A sell-off in growth and tech stocks today was likely due to a number of reasons, including inflation fears, worries about potential future tax hikes, and an overall downward trend for growth stocks in general recently.
Shares of Zoom, Fastly, and Square fell as much as 4.8%, 7.1%, and 6.2%, respectively, though the stocks were down about 3.9%, 4.6%, and 5.3% as of 1:56 p.m. EDT.
Growth stocks haven't fared well since January and early February, when many of them were hovering around all-time highs. The market has punished these stocks following their stellar performance last year after many of them more than doubled. Shares of video collaboration platform provider Zoom, edge computing specialist Fastly, and fintech company Square, for instance, surged 400%, 335%, and 250%, respectively. It's not too surprising, therefore, that these stocks have taken a breather recently.
Of course, worries about inflation and interest rates continue to weigh on stocks as well, giving investors even more reasons to do some profit-taking.
It's worth noting that while some downward pressure on stocks after a big run-up is generally healthy, there were good reasons for all three of these stocks' strong gains last year. Zoom's fiscal 2021 (a fiscal year ending on Jan. 31, 2021) revenue soared 326% year over year, and its free cash flow swelled from $114 million to $1.4 billion. Square's 2020 gross profit notably jumped 45% -- and Fastly's rose 52%.
While the COVID-19 pandemic was largely an accelerant for these companies, all three are expected to continue growing rapidly this year, albeit at slower rates than in 2020.
Investors will soon get some answers on how all three have been doing.
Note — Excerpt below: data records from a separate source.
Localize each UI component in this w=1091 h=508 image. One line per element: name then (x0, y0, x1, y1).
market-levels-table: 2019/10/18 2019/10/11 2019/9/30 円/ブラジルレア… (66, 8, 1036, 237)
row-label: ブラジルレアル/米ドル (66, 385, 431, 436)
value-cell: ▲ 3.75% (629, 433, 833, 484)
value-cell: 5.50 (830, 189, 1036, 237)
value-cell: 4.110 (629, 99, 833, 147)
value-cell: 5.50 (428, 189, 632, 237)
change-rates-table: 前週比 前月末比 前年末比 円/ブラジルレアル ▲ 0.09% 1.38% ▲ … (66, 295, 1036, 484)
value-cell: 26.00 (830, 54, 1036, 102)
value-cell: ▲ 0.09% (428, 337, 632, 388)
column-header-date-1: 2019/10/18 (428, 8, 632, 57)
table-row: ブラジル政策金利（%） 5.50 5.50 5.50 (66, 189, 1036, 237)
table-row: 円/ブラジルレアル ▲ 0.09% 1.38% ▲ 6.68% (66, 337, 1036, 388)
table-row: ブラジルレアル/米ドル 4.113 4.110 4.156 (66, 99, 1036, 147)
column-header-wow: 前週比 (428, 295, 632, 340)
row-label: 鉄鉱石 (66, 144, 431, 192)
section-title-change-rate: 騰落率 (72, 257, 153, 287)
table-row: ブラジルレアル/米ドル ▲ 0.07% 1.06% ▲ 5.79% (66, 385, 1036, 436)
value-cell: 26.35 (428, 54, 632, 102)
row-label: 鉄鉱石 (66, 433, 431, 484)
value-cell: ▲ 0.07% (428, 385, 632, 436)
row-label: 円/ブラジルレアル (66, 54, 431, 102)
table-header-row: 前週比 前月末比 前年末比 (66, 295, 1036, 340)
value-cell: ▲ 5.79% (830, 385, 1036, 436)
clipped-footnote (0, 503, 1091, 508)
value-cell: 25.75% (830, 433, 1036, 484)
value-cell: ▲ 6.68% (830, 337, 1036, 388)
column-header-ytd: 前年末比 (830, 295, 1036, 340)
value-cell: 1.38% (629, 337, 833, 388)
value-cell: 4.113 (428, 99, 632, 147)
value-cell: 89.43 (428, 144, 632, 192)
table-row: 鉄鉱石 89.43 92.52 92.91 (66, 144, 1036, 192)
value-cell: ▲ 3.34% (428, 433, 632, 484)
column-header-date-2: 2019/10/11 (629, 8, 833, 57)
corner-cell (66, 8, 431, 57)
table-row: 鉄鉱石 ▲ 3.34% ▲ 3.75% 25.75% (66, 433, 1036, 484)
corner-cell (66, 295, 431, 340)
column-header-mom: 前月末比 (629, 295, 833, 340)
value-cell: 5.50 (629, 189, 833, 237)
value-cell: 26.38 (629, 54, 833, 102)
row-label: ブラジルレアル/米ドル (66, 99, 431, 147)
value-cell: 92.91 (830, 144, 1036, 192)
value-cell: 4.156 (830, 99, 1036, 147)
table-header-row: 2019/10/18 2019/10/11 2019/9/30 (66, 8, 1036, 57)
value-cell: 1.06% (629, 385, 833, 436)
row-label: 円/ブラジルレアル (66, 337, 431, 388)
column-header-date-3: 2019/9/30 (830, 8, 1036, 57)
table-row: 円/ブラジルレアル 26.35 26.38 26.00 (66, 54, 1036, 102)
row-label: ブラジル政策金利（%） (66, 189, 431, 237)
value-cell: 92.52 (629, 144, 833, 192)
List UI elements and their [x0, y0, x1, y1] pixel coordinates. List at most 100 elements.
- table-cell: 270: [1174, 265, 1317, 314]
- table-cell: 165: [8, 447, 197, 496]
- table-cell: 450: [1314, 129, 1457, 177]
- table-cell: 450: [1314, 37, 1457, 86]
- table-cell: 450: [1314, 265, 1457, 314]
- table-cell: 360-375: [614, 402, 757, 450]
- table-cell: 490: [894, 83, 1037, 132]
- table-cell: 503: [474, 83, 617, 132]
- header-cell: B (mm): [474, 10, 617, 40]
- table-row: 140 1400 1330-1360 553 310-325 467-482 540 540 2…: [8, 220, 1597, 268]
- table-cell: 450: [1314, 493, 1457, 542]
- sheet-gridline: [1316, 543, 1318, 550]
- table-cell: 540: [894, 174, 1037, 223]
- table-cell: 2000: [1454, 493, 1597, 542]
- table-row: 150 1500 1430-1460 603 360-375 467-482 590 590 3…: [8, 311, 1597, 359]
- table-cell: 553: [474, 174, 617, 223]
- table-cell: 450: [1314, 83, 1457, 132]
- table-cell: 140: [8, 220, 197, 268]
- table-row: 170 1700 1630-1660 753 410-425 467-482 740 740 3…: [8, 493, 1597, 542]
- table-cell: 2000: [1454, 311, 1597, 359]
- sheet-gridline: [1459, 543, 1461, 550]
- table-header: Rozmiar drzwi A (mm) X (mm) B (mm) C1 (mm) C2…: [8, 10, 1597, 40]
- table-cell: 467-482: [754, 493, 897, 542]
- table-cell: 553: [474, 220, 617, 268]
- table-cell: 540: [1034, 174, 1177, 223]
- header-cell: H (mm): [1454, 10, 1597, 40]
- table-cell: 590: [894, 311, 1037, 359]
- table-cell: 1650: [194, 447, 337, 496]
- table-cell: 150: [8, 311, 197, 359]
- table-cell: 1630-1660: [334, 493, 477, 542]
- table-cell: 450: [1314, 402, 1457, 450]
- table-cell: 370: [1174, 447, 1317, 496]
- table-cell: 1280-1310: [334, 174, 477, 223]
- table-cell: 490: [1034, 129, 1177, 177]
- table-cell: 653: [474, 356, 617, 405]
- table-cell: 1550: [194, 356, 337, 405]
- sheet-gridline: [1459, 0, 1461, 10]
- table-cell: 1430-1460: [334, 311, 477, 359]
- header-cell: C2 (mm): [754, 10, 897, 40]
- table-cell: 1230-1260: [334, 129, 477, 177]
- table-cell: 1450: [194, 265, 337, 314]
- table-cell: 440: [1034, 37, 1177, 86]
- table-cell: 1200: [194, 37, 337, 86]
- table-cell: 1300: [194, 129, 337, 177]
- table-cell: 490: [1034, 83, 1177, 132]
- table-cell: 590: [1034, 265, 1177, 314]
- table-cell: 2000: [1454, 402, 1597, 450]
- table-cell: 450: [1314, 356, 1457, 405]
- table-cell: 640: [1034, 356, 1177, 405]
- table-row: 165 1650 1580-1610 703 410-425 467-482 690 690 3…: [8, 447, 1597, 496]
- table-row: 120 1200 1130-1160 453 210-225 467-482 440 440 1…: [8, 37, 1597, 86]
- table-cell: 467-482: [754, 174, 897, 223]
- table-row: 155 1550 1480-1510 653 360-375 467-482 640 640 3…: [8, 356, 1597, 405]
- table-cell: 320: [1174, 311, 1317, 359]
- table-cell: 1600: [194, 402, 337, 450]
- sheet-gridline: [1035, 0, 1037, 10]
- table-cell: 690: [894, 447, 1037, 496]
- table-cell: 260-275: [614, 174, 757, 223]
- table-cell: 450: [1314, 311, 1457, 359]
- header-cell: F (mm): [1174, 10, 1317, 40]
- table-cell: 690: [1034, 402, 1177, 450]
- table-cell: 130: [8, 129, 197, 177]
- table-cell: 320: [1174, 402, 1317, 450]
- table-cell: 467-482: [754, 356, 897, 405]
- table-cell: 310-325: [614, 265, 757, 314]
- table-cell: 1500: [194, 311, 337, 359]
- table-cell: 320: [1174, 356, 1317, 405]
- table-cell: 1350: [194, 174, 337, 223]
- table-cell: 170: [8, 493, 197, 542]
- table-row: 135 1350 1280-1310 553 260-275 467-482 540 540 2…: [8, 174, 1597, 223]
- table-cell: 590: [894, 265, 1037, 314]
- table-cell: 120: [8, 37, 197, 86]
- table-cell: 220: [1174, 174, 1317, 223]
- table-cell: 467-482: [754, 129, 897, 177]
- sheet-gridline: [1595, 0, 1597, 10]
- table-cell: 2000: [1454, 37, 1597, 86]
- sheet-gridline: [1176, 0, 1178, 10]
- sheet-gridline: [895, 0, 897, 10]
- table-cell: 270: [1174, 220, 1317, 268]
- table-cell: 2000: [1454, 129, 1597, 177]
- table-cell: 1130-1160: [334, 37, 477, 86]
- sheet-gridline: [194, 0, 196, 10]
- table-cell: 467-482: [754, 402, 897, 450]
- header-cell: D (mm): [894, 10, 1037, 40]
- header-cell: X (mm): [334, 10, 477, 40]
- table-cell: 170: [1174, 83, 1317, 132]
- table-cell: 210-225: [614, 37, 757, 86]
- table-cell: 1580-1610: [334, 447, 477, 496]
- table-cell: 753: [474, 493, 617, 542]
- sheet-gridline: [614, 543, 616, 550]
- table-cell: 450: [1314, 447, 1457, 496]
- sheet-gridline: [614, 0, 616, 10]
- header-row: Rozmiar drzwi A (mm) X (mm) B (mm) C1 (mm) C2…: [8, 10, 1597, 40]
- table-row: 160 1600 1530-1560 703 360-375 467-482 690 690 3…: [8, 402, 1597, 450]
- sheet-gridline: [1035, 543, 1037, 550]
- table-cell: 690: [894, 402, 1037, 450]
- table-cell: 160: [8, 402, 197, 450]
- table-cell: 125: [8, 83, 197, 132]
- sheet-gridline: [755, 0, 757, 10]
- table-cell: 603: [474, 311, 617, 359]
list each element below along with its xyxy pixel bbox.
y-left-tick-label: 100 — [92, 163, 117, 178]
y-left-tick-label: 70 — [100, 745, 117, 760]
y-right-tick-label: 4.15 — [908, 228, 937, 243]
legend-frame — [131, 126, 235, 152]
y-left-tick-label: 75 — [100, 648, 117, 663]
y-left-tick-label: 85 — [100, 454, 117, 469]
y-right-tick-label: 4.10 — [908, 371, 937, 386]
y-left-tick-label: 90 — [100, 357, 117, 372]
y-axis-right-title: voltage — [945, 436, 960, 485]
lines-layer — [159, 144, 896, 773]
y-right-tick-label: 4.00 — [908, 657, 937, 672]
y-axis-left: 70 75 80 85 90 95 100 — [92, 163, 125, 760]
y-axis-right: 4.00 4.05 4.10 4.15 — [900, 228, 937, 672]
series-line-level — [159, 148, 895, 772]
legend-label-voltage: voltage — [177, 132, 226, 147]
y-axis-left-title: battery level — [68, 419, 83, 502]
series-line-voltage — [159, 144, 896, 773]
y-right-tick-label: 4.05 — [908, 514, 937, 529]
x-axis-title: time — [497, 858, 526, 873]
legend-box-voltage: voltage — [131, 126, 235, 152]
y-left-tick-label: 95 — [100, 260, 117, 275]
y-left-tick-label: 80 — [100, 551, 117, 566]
Zoom reports its results for its first quarter of fiscal 2022 on June 1, and Fastly and Square report their first-quarter results this week, on May 5 and 6, respectively. All three companies are reporting their financial results after market close on these days. Investors will be able to find their earnings releases on their investor relations websites, where they will also be able to tune into live earnings calls during which management discusses these results.
Investors should think twice about profit-taking on these stocks. It's important to remember that stocks of high-quality companies are generally more attractive at lower prices than they are at higher prices. Though this makes sense intuitively, adopting this mentality over the long haul is more difficult in practice than in theory.